Parfümü kim buldu

bal_böceği

€q0iSt
Prenses
Kayıtlı Üye
Parfüm kim icat etti. Parfüm neredeyse insanlık tarihi kadar eskidir. İnsanların ateşi kullanmaya başlamasıyla birlikte, yanmakta olan çeşitli bitkilerin yaydığı kokuları yeniden elde etmek için, bu bitkileri sadece kokularından yararlanmak amacıyla yakmışlardır. Daha çok dinsel törenlerde kullanılan ve yakılan bitkilerden elde edilen bu kokulu dumanlar bugün “parfüm” olarak bildiğimiz kelimenin de kökenini oluşturmuştur. Bu kelime Latince “buharla” anlamına gelen per fuma ifadesinden doğmuştur.

M.Ö. 69-30 yılları arasında yaşamış olan Mısır Kraliçesi Kleopatra’nın ve ondan yaklaşık bin yıl kadar önce yaşamış olan Nefertiti’nin parfüm tarihinin en popüler kişilikleri olduğunun söylenmesi sadece her ikisinin de güzelliklerine saplantı derecesinde tutkun olmalarından kaynaklanmaz.

Eski Mısır parfümün ilk defa yapıldığı yer olarak tarihte yerini almıştır. Bilinen en eski örnekler, formülleri en gelişmiş analitik yöntemlerle bile aydınlatılamamış olan ve Mısır’daki değişik arkeolojik kazılarda ortaya çıkarılan kokulu merhemlerdir. Bu örneklerden daha yakın tarihlerde yine Mısır’da yapılmış olan ve Plutarkhos’un mürrüsafi, kına, tarçın, ardıç, hint sümbülü, safran, bal, üzüm gibi on altı bitki ve reçinenin karışımından elde edildiğini söylediği Kyphi, bilinen en eski parfüm örneklerinden biridir. Mısır’da kişisel parfüm kullanımının da en az din kaynaklı kullanımlar kadar yaygın olduğu söylenmektedir. Banyonun günlük yaşamlarında çok önemli bir yer tuttuğu bilinen Mısırlılar yıkandıktan sonra vücutlarını kokulu yağlarla ovarlardı. Mısırlıların parfüm yapımı ve kullanımı konusundaki derin bilgileri İbranilere, Asurlulara, Babillilere, Keldanilere, Perslere, Yunanlara, kısacası eski dünyanın bütün halklarına hızla yayılmıştır.

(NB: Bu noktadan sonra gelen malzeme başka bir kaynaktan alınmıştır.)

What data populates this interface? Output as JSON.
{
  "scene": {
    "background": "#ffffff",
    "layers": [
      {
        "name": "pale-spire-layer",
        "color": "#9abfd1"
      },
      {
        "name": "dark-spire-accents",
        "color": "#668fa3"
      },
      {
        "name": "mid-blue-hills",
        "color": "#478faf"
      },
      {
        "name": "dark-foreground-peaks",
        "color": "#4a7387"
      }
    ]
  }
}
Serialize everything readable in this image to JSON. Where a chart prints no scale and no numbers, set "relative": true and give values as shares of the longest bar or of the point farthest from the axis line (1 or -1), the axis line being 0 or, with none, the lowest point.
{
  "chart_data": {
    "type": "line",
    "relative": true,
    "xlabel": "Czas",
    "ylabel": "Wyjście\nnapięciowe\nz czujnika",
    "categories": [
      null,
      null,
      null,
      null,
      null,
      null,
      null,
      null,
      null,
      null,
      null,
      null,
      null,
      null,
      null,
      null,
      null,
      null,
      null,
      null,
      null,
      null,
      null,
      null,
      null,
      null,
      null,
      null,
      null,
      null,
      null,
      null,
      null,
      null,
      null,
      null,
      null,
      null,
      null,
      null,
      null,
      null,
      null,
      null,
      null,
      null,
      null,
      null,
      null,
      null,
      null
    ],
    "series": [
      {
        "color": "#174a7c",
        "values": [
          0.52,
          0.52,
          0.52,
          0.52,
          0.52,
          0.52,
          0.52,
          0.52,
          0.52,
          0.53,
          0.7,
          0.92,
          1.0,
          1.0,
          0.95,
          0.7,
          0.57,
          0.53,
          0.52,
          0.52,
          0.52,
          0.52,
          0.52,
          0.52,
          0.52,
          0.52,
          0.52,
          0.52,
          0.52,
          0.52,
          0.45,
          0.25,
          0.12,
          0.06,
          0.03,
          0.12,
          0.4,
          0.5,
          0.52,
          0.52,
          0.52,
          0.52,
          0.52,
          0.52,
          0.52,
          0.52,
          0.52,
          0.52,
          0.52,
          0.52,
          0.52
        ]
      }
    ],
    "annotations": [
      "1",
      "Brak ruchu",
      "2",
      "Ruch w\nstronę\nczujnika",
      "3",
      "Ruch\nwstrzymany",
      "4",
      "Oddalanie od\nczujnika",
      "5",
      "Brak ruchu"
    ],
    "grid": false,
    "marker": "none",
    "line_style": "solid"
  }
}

Bundan dört bin yıl kadar önce Ninive ve Babil koku ticaretinin merkezi haline gelmişti. Bir efsaneye göre Judith, İbrani ülkesini kurtarmak amacıyla Nabukadnezar’ın komutanı Holofernes’i baştan çıkarabilmek için, güzel kokuların büyüsünden yararlanmıştı. Hz. Muhammed’in tersine, Musa cemaatine güzel kokuların kişisel amaçlarla kullanımını yasaklamışsa da, buyurduğu sert cezalar bile yaygınlaşmalarının önünü alamamıştı.

Çinliler ise M.Ö. 2300’lerde erkek misk geyiğinin salgısını yasemin ve lotusla karıştırarak parfüm yapımında kullanmışlardır.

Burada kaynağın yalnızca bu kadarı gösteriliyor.